La couleur de l’air

BILAL Enki

À bord de leur dirigeable poubelle, Louissa et Louisa échangent des citations de Nietzsche et de Bakounine, qui émergent à leur conscience lorsque l’appareil s’enfonce dans les masses nuageuses. La situation n’est guère brillante. La soute de l’engin est bourrée de déchets nucléaires et le pilote a été éjecté lors d’une collision. Pendant ce temps, une femme chevauche un dauphin d’où émerge un homme. Un être sans visage chevauche le désert avec une femme ligotée en croupe. Deux autres personnages suivent la direction désignée par un nuage en forme de flèche. Tous semblent converger vers un lieu étrange où la Terre, en plein « coup de sang » va se venger du mal et de la guerre avant l’instauration d’un nouvel Éden.

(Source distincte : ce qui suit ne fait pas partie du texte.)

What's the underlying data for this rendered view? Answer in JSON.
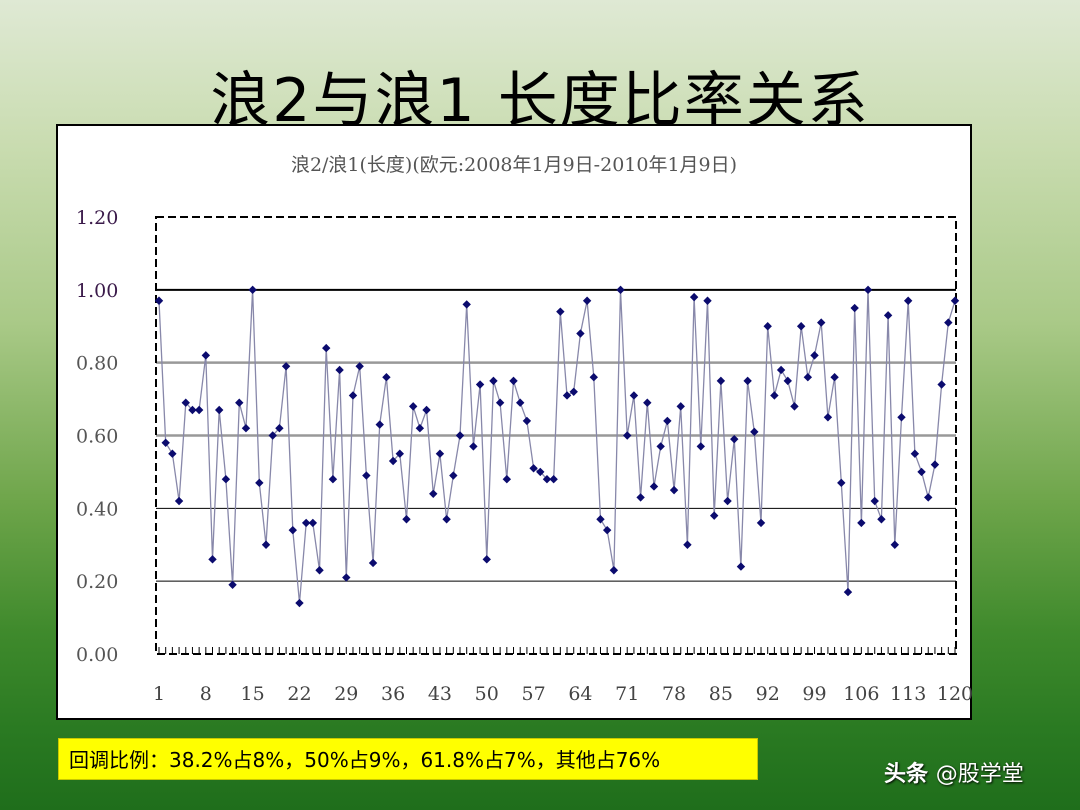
{
  "slide": {
    "title": "浪2与浪1 长度比率关系",
    "summary": "回调比例：38.2%占8%，50%占9%，61.8%占7%，其他占76%",
    "watermark_brand": "头条",
    "watermark_handle": "@股学堂"
  },
  "colors": {
    "series": "#0b0b6e",
    "line": "#8888aa",
    "summary_bg": "#ffff00",
    "grid_major": "#000000",
    "grid_minor": "#999999"
  },
  "chart_data": {
    "type": "line",
    "title": "浪2/浪1(长度)(欧元:2008年1月9日-2010年1月9日)",
    "xlabel": "",
    "ylabel": "",
    "ylim": [
      0,
      1.2
    ],
    "yticks": [
      "0.00",
      "0.20",
      "0.40",
      "0.60",
      "0.80",
      "1.00",
      "1.20"
    ],
    "xticks": [
      "1",
      "8",
      "15",
      "22",
      "29",
      "36",
      "43",
      "50",
      "57",
      "64",
      "71",
      "78",
      "85",
      "92",
      "99",
      "106",
      "113",
      "120"
    ],
    "grid": true,
    "legend": "none",
    "series": [
      {
        "name": "浪2/浪1",
        "marker": "diamond",
        "values": [
          0.97,
          0.58,
          0.55,
          0.42,
          0.69,
          0.67,
          0.67,
          0.82,
          0.26,
          0.67,
          0.48,
          0.19,
          0.69,
          0.62,
          1.0,
          0.47,
          0.3,
          0.6,
          0.62,
          0.79,
          0.34,
          0.14,
          0.36,
          0.36,
          0.23,
          0.84,
          0.48,
          0.78,
          0.21,
          0.71,
          0.79,
          0.49,
          0.25,
          0.63,
          0.76,
          0.53,
          0.55,
          0.37,
          0.68,
          0.62,
          0.67,
          0.44,
          0.55,
          0.37,
          0.49,
          0.6,
          0.96,
          0.57,
          0.74,
          0.26,
          0.75,
          0.69,
          0.48,
          0.75,
          0.69,
          0.64,
          0.51,
          0.5,
          0.48,
          0.48,
          0.94,
          0.71,
          0.72,
          0.88,
          0.97,
          0.76,
          0.37,
          0.34,
          0.23,
          1.0,
          0.6,
          0.71,
          0.43,
          0.69,
          0.46,
          0.57,
          0.64,
          0.45,
          0.68,
          0.3,
          0.98,
          0.57,
          0.97,
          0.38,
          0.75,
          0.42,
          0.59,
          0.24,
          0.75,
          0.61,
          0.36,
          0.9,
          0.71,
          0.78,
          0.75,
          0.68,
          0.9,
          0.76,
          0.82,
          0.91,
          0.65,
          0.76,
          0.47,
          0.17,
          0.95,
          0.36,
          1.0,
          0.42,
          0.37,
          0.93,
          0.3,
          0.65,
          0.97,
          0.55,
          0.5,
          0.43,
          0.52,
          0.74,
          0.91,
          0.97
        ]
      }
    ]
  }
}
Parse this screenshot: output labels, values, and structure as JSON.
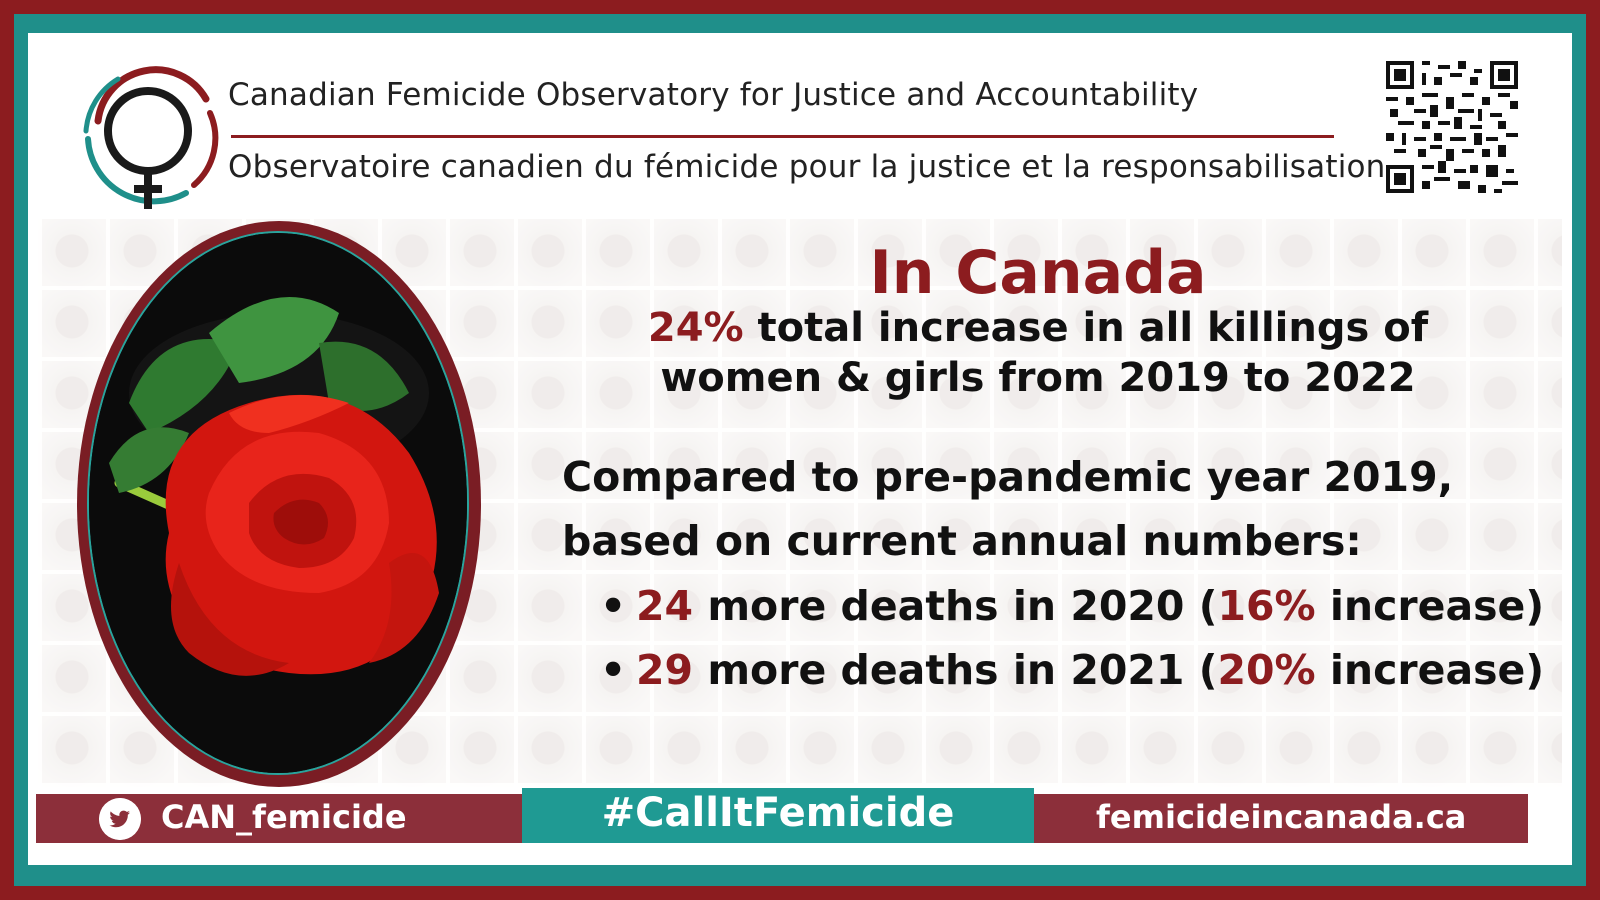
{
  "header": {
    "title_en": "Canadian Femicide Observatory for Justice and Accountability",
    "title_fr": "Observatoire canadien du fémicide pour la justice et la responsabilisation"
  },
  "main": {
    "headline": "In Canada",
    "stat": {
      "percent": "24%",
      "line1_rest": " total increase in all killings of",
      "line2": "women & girls from 2019 to 2022"
    },
    "compare_line1": "Compared to pre-pandemic year 2019,",
    "compare_line2": "based on current annual numbers:",
    "bullets": [
      {
        "count": "24",
        "mid": " more deaths in 2020 (",
        "pct": "16%",
        "end": " increase)"
      },
      {
        "count": "29",
        "mid": " more deaths in 2021 (",
        "pct": "20%",
        "end": " increase)"
      }
    ]
  },
  "footer": {
    "twitter_handle": "CAN_femicide",
    "hashtag": "#CallItFemicide",
    "website": "femicideincanada.ca"
  },
  "colors": {
    "maroon": "#8c1c1f",
    "teal": "#1f8f8a",
    "rose_red": "#e0201c",
    "leaf_green": "#3f8a3a"
  },
  "icons": [
    "femicide-observatory-logo",
    "qr-code-icon",
    "twitter-bird-icon",
    "red-rose-image"
  ]
}
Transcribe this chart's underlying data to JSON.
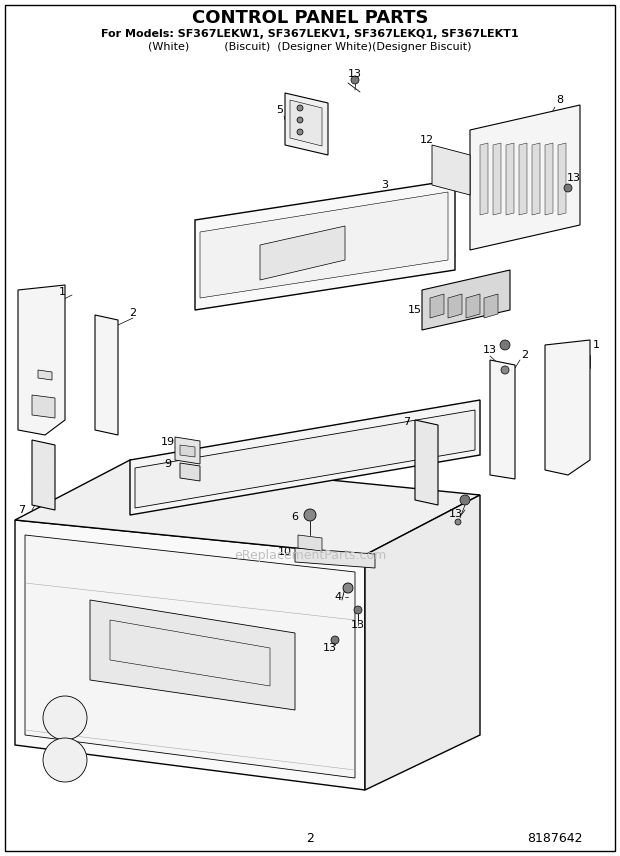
{
  "title": "CONTROL PANEL PARTS",
  "subtitle1": "For Models: SF367LEKW1, SF367LEKV1, SF367LEKQ1, SF367LEKT1",
  "subtitle2": "(White)          (Biscuit)  (Designer White)(Designer Biscuit)",
  "page_num": "2",
  "part_num": "8187642",
  "bg_color": "#ffffff",
  "watermark": "eReplacementParts.com",
  "title_fontsize": 13,
  "subtitle_fontsize": 8,
  "label_fontsize": 8,
  "footer_fontsize": 9
}
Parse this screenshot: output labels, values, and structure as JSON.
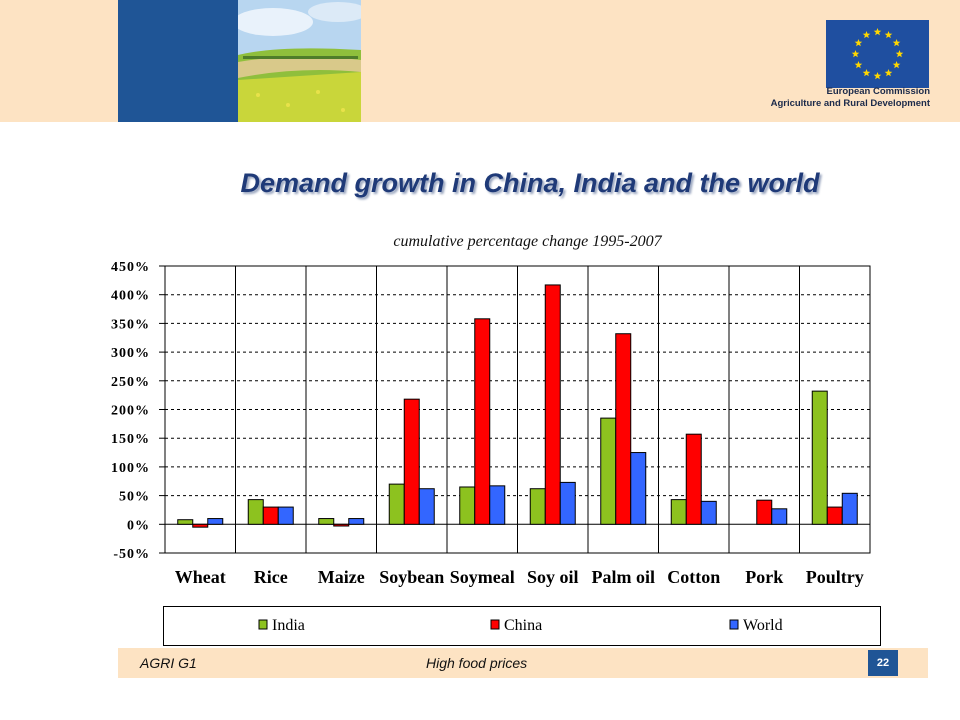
{
  "header": {
    "eu_line1": "European Commission",
    "eu_line2": "Agriculture and Rural Development"
  },
  "slide_title": "Demand growth in China, India and the world",
  "footer": {
    "left": "AGRI G1",
    "center": "High food prices",
    "page_number": "22"
  },
  "colors": {
    "India": "#8dc21f",
    "China": "#ff0000",
    "World": "#3366ff",
    "header_band": "#fde3c3",
    "brand_blue": "#1f5596"
  },
  "chart_data": {
    "type": "bar",
    "title": "cumulative percentage change 1995-2007",
    "categories": [
      "Wheat",
      "Rice",
      "Maize",
      "Soybean",
      "Soymeal",
      "Soy oil",
      "Palm oil",
      "Cotton",
      "Pork",
      "Poultry"
    ],
    "series": [
      {
        "name": "India",
        "values": [
          8,
          43,
          10,
          70,
          65,
          62,
          185,
          43,
          null,
          232
        ]
      },
      {
        "name": "China",
        "values": [
          -5,
          30,
          -3,
          218,
          358,
          417,
          332,
          157,
          42,
          30
        ]
      },
      {
        "name": "World",
        "values": [
          10,
          30,
          10,
          62,
          67,
          73,
          125,
          40,
          27,
          54
        ]
      }
    ],
    "yticks": [
      "450%",
      "400%",
      "350%",
      "300%",
      "250%",
      "200%",
      "150%",
      "100%",
      "50%",
      "0%",
      "-50%"
    ],
    "ylim": [
      -50,
      450
    ],
    "grid": true,
    "legend_position": "bottom"
  }
}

L’étonnante puissance évocatrice de l’image sauve un ouvrage dont le thème, en forme de jugement dernier laïc, à mi-chemin entre l’écologie extrême et le new-age, pourrait faire sourire. La force du dessin, son crayonné appuyé, ses teintes glauques soulignées de sang, emportent le lecteur dans un tourbillon de représentations fantastiques. Vers la fin du récit, les couleurs se réchauffent et les personnages dénudés peuvent vaquer dans le riant séjour qui leur est offert, tandis que les fauteurs de mal ont été absorbés par la planète.